BALLYMACARRETT, a town and parish

BALLYMACARRETT, a town and parish, forming part of the suburbs of BELFAST, in the barony of UPPER CASTLEREAGH, county of DOWN, and province of ULSTER; containing 5168 inhabitants. This place, previously to 1825, was simply a townland in the parish of Knockbreda, or Bredagh, and in the history of the county, published in 1744, is described as containing only two buildings, Mount Pottinger and a mill. It is now become a populous and flourishing town, occupying a site formerly covered by every tide, but which has been reclaimed by an extensive embankment stretching from Conswater westward to the river Lagan, opposite to the quays of Belfast, and thence on the shore of that river to Ormeau, the splendid residence of the Marquess of Donegal.

The town, which in 1831 contained 257 houses, forms an appendage to Belfast, from which it is separated only by the river Lagan, which here separates the counties of Down and Antrim, and over which is a stone bridge of 21 arches: it, is irregularly built, but has been greatly improved by the formation of several new streets; and a handsome bridge of five arches, about 400 yards above the long bridge, and opening a more direct communication with the southern part of Belfast, has been lately erected under an act obtained in 1831, at an expense of £6000, raised in transferable shares of £25 each. The first manufacture established here was that of glass; and since the first glass-house was built, in 1776, two other extensive establishments have been erected, though at present only one is in operation. A pottery upon a very large scale was soon afterwards established; and previously to the removal of the duty on salt, there were two extensive works for the manufacture of that article from rock salt brought from England, for exportation, which are now discontinued.

The Lagan foundry, for the manufacture of steam-engines and other machinery on the most improved principles, affords employment to 140 persons: and in 1832 the first patent machine for making paper ever introduced into Ireland was made at these works.

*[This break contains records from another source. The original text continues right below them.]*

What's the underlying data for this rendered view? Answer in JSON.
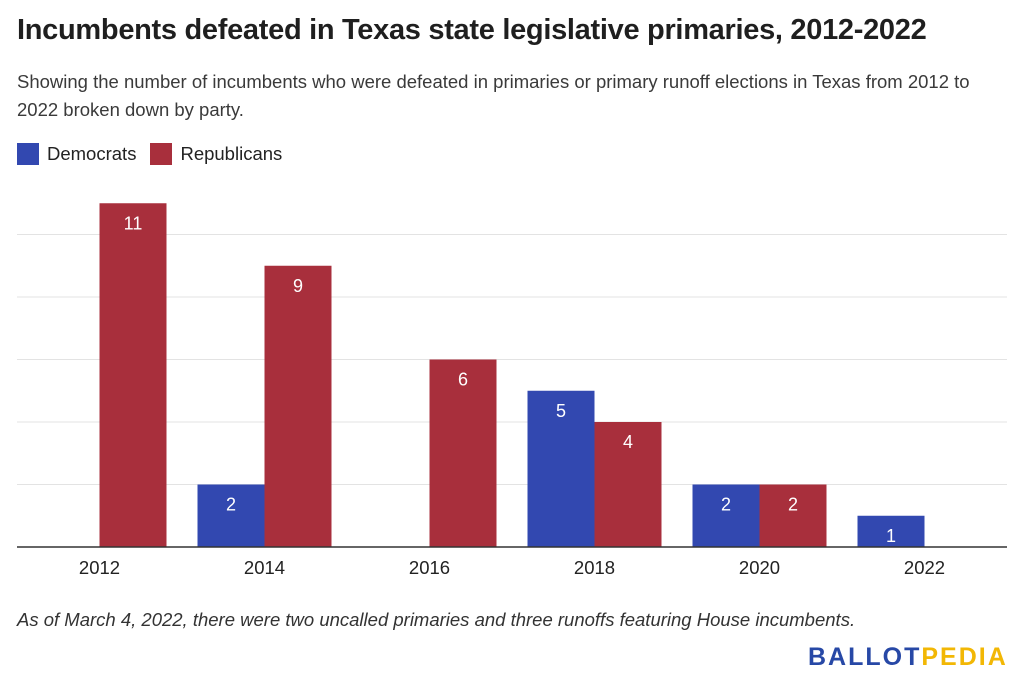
{
  "title": "Incumbents defeated in Texas state legislative primaries, 2012-2022",
  "subtitle": "Showing the number of incumbents who were defeated in primaries or primary runoff elections in Texas from 2012 to 2022 broken down by party.",
  "footnote": "As of March 4, 2022, there were two uncalled primaries and three runoffs featuring House incumbents.",
  "logo": {
    "part1": "BALLOT",
    "part2": "PEDIA",
    "color1": "#2748a6",
    "color2": "#f2b705"
  },
  "chart_data": {
    "type": "bar",
    "categories": [
      "2012",
      "2014",
      "2016",
      "2018",
      "2020",
      "2022"
    ],
    "series": [
      {
        "name": "Democrats",
        "color": "#3248b0",
        "values": [
          0,
          2,
          0,
          5,
          2,
          1
        ]
      },
      {
        "name": "Republicans",
        "color": "#a82f3c",
        "values": [
          11,
          9,
          6,
          4,
          2,
          0
        ]
      }
    ],
    "ylim": [
      0,
      12
    ],
    "grid": true,
    "legend": "top-left",
    "xlabel": "",
    "ylabel": ""
  }
}
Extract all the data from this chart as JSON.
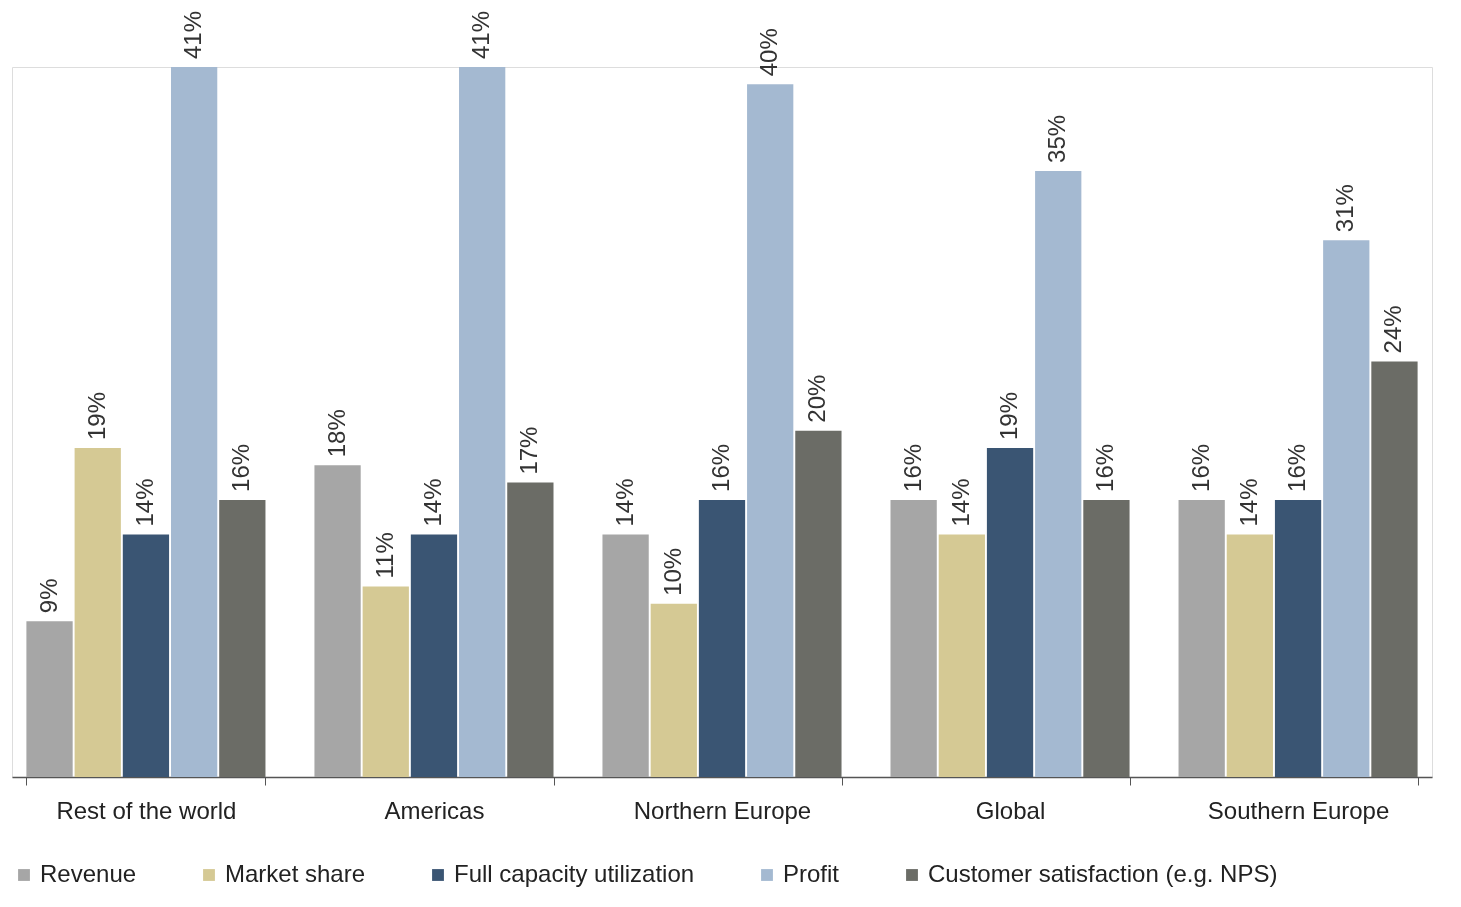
{
  "chart_data": {
    "type": "bar",
    "categories": [
      "Rest of the world",
      "Americas",
      "Northern Europe",
      "Global",
      "Southern Europe"
    ],
    "series": [
      {
        "name": "Revenue",
        "color": "#a6a6a6",
        "values": [
          9,
          18,
          14,
          16,
          16
        ],
        "value_labels": [
          "9%",
          "18%",
          "14%",
          "16%",
          "16%"
        ]
      },
      {
        "name": "Market share",
        "color": "#d5c994",
        "values": [
          19,
          11,
          10,
          14,
          14
        ],
        "value_labels": [
          "19%",
          "11%",
          "10%",
          "14%",
          "14%"
        ]
      },
      {
        "name": "Full capacity utilization",
        "color": "#3a5573",
        "values": [
          14,
          14,
          16,
          19,
          16
        ],
        "value_labels": [
          "14%",
          "14%",
          "16%",
          "19%",
          "16%"
        ]
      },
      {
        "name": "Profit",
        "color": "#a4b9d1",
        "values": [
          41,
          41,
          40,
          35,
          31
        ],
        "value_labels": [
          "41%",
          "41%",
          "40%",
          "35%",
          "31%"
        ]
      },
      {
        "name": "Customer satisfaction (e.g. NPS)",
        "color": "#6b6c66",
        "values": [
          16,
          17,
          20,
          16,
          24
        ],
        "value_labels": [
          "16%",
          "17%",
          "20%",
          "16%",
          "24%"
        ]
      }
    ],
    "legend": "bottom",
    "grid": false,
    "tick_labels": "x"
  }
}
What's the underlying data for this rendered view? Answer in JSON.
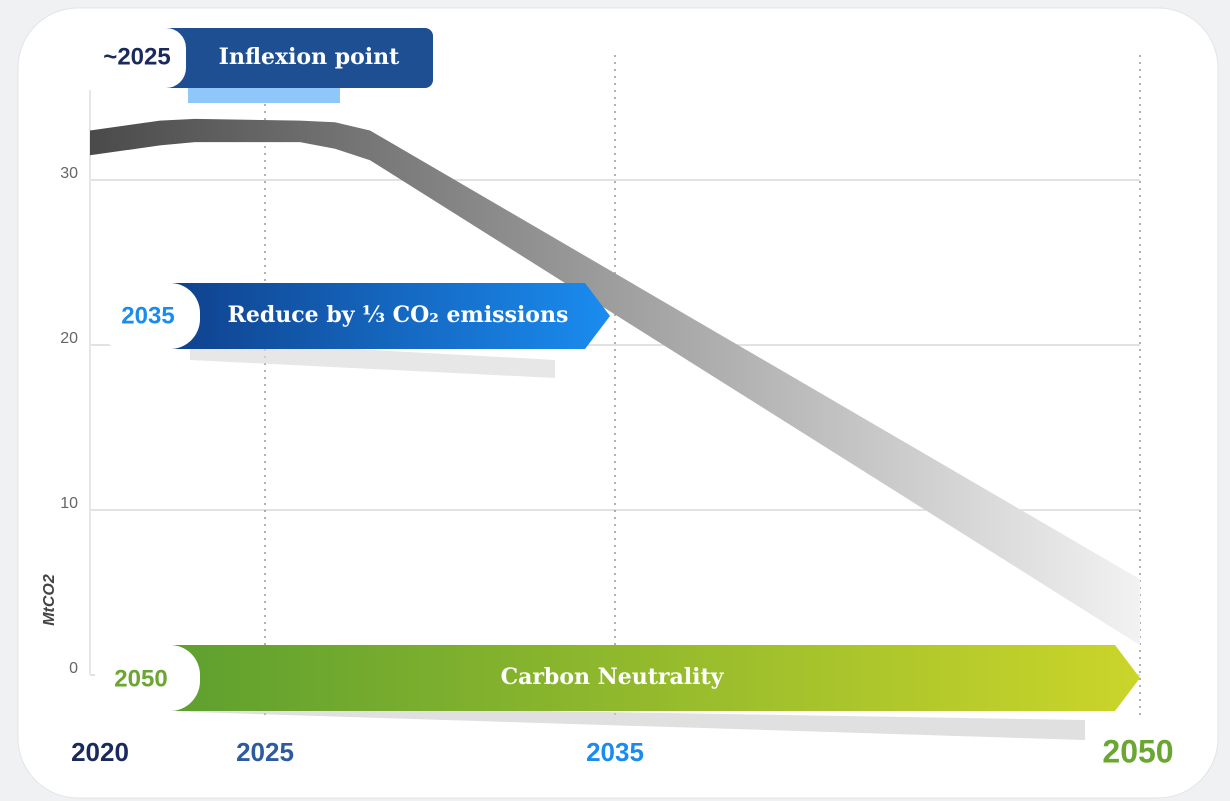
{
  "chart_data": {
    "type": "band",
    "y_label": "MtCO2",
    "x": [
      2020,
      2022,
      2023,
      2026,
      2027,
      2028,
      2050
    ],
    "upper": [
      33.0,
      33.6,
      33.7,
      33.6,
      33.5,
      33.0,
      5.8
    ],
    "lower": [
      31.5,
      32.1,
      32.3,
      32.3,
      31.9,
      31.2,
      1.8
    ],
    "color_start": "#4a4a4a",
    "color_end": "#f2f2f2",
    "xlim": [
      2020,
      2050
    ],
    "ylim": [
      0,
      35
    ],
    "yticks": [
      0,
      10,
      20,
      30
    ],
    "xticks": [
      2020,
      2025,
      2035,
      2050
    ],
    "xtick_colors": [
      "#1b2a5c",
      "#2d5b9e",
      "#1a8cf0",
      "#6aa631"
    ],
    "vgrid": [
      2025,
      2035,
      2050
    ],
    "grid": true,
    "annotations": [
      {
        "year": "~2025",
        "text": "Inflexion point"
      },
      {
        "year": "2035",
        "text": "Reduce by ⅓ CO₂ emissions"
      },
      {
        "year": "2050",
        "text": "Carbon Neutrality"
      }
    ]
  }
}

A very extensive rope-yard and sail-cloth manufactory, affording employment to 130 persons, are carried on; and two large vitriol works, of which one, established in 1799, was the second erected in the kingdom, are in full operation for supplying the bleachers, dyers, and calico printers in the neighbourhood. There are also extensive starch-manufactories, and meal and flour-mills driven by steam and water; and two large mills for spinning linen yarn were erected in 1834, and employ more than 300 persons.

The manufacture of calico and muslin is carried on upon a very extensive scale, affording employment to several hundred persons. Here is a constabulary police station. This place was erected into a parish by an act of the 12th of George III., and comprises 575 statute acres, which are exempt from tithes; about 28 ½ acres are under water, and the remainder are arable and pasture. The living is a perpetual curacy, in the diocese of Down, and in the patronage of the Rector of Knockbreda: it is endowed with the tithes of Ballynafeigh, an adjoining townland, amounting to £50, which is augmented from Primate Boulter's fund. The church, a neat building, was erected in 1826 by aid of a grant of £800 from the late Board of First Fruits and by subscription.

In the R. C. divisions the parish forms part of the union or district of Belfast, in the diocese of Connor; the chapel was built in 1829. There are places of worship for Presbyterians in connection with the Synod of Ulster and the Seceding Synod, and for Covenanters and Wesleyan Methodists. There are five schools in which about 298 boys and 182 girls are instructed; also three pay schools, in which are about 90 boys and 50 girls.